With a frontman like Mick Jagger gyrating on stage, it couldn’t have been easy to make your mark in the Rolling Stones - yet that’s exactly what Charlie Watts managed to do. Receiving his first drum kit as a teenager, his early influences were jazz music, a genre that’s continued to inform his musical activity outside of the Rolling Stones. Despite being recognized as one of the world’s best drummers, he remains low-key about his abilities, saying “It’s been years and years I’ve been playing the drums, and they’re still a challenge.”

23. Elvin Jones

Widely regarded as the most influential jazz drummer of all time, Elvin Jones’ passion, coupled with his trademarks broken ride patterns and asymmetrical phrasing, as well as his approach to soloing, took the world of drumming down a path hitherto unexplored. “The greatest contribution jazz has made in music has been to replace the role of the conductor with a member of the ensemble who, instead of waving his arms to keep time and convey mood, is an active member of the musical statement,” he said. “That person is the drummer.”

24. Karen Carpenter

Not only gifted with a heartbreaking vocal ability, Karen Carpenter, one half of the the 1970s act The Carpenters, which she formed with her brother, was also a force to be reckoned with on the drums.

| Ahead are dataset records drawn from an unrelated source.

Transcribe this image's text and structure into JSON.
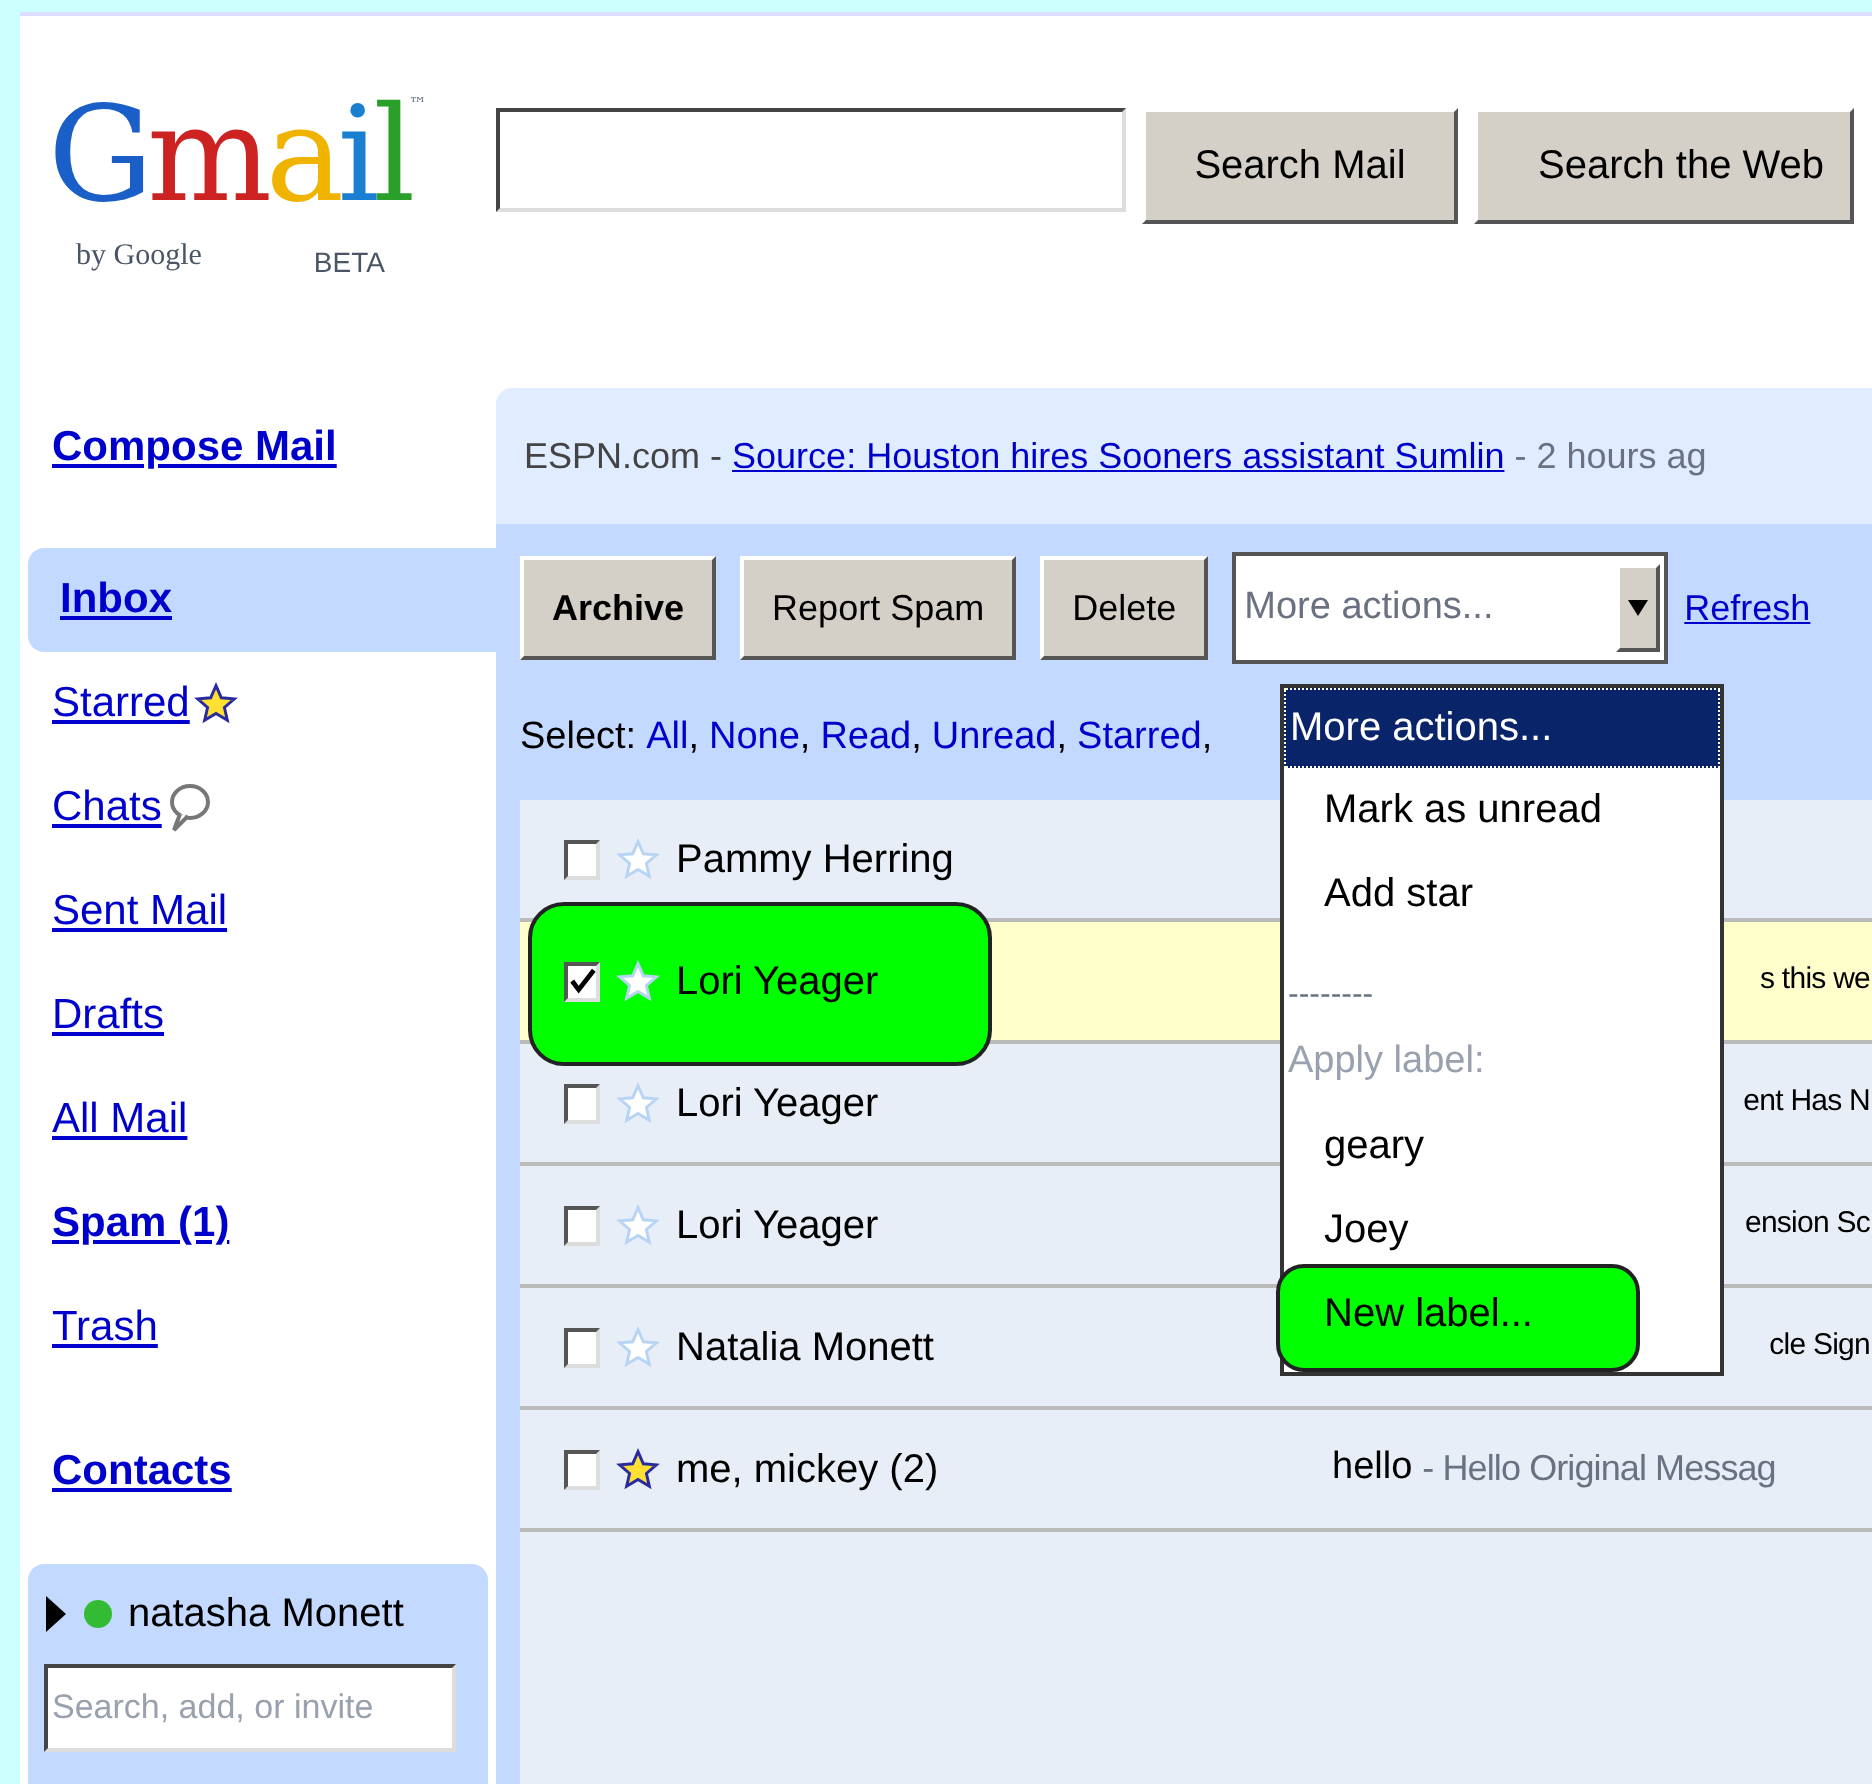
{
  "logo": {
    "word": "Gmail",
    "trademark": "™",
    "byline": "by Google",
    "badge": "BETA"
  },
  "search": {
    "buttons": [
      "Search Mail",
      "Search the Web"
    ]
  },
  "sidebar": {
    "compose": "Compose Mail",
    "items": [
      {
        "label": "Inbox",
        "selected": true,
        "bold": true,
        "kind": "plain"
      },
      {
        "label": "Starred",
        "selected": false,
        "bold": false,
        "kind": "star"
      },
      {
        "label": "Chats",
        "selected": false,
        "bold": false,
        "kind": "chat"
      },
      {
        "label": "Sent Mail",
        "selected": false,
        "bold": false,
        "kind": "plain"
      },
      {
        "label": "Drafts",
        "selected": false,
        "bold": false,
        "kind": "plain"
      },
      {
        "label": "All Mail",
        "selected": false,
        "bold": false,
        "kind": "plain"
      },
      {
        "label": "Spam (1)",
        "selected": false,
        "bold": true,
        "kind": "plain"
      },
      {
        "label": "Trash",
        "selected": false,
        "bold": false,
        "kind": "plain"
      }
    ],
    "contacts": "Contacts",
    "chat": {
      "expanded": false,
      "name": "natasha Monett",
      "placeholder": "Search, add, or invite"
    }
  },
  "news": {
    "source": "ESPN.com -",
    "headline": "Source: Houston hires Sooners assistant Sumlin",
    "time": "- 2 hours ag"
  },
  "toolbar": {
    "buttons": [
      {
        "label": "Archive",
        "bold": true
      },
      {
        "label": "Report Spam",
        "bold": false
      },
      {
        "label": "Delete",
        "bold": false
      }
    ],
    "more_actions": "More actions...",
    "refresh": "Refresh"
  },
  "select": {
    "label": "Select:",
    "separator": ",",
    "links": [
      "All",
      "None",
      "Read",
      "Unread",
      "Starred"
    ]
  },
  "rows": [
    {
      "sender": "Pammy Herring",
      "checked": false,
      "starred": false,
      "selected": false,
      "annotated": false,
      "snippet": ""
    },
    {
      "sender": "Lori Yeager",
      "checked": true,
      "starred": false,
      "selected": true,
      "annotated": true,
      "snippet": "s this we"
    },
    {
      "sender": "Lori Yeager",
      "checked": false,
      "starred": false,
      "selected": false,
      "annotated": false,
      "snippet": "ent Has N"
    },
    {
      "sender": "Lori Yeager",
      "checked": false,
      "starred": false,
      "selected": false,
      "annotated": false,
      "snippet": "ension Sc"
    },
    {
      "sender": "Natalia Monett",
      "checked": false,
      "starred": false,
      "selected": false,
      "annotated": false,
      "snippet": "cle Sign"
    },
    {
      "sender": "me, mickey (2)",
      "checked": false,
      "starred": true,
      "selected": false,
      "annotated": false,
      "subject": "hello",
      "snippet": "- Hello Original Messag"
    }
  ],
  "dropdown": {
    "header": "More actions...",
    "items": [
      {
        "kind": "action",
        "label": "Mark as unread",
        "annotated": false
      },
      {
        "kind": "action",
        "label": "Add star",
        "annotated": false
      },
      {
        "kind": "separator",
        "label": "--------",
        "annotated": false
      },
      {
        "kind": "heading",
        "label": "Apply label:",
        "annotated": false
      },
      {
        "kind": "action",
        "label": "geary",
        "annotated": false
      },
      {
        "kind": "action",
        "label": "Joey",
        "annotated": false
      },
      {
        "kind": "action",
        "label": "New label...",
        "annotated": true
      }
    ]
  }
}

She would “speedily maneuver the sticks as if she had been born in a drum factory,” said her brother - in fact a 1975 magazine poll put her at best rock drummer of the year, ahead of Led Zeppelin’s John Bonham.

25. Gene Krupa

Possibly one of the first drummers to bring that modern day poster-boy appeal to the craft, Krupa’s personal charm and joy were qualities that he also brought to his drumming. His solo in “Sing, Sing, Sing,” was iconic and brought the standalone role of the drummer into the limelight, paving the way for drummers in all genres in the future. “I’m happy that I succeeded in doing two things,” he said. “I made the drummer a high priced guy, and I was able to draw more people to jazz.”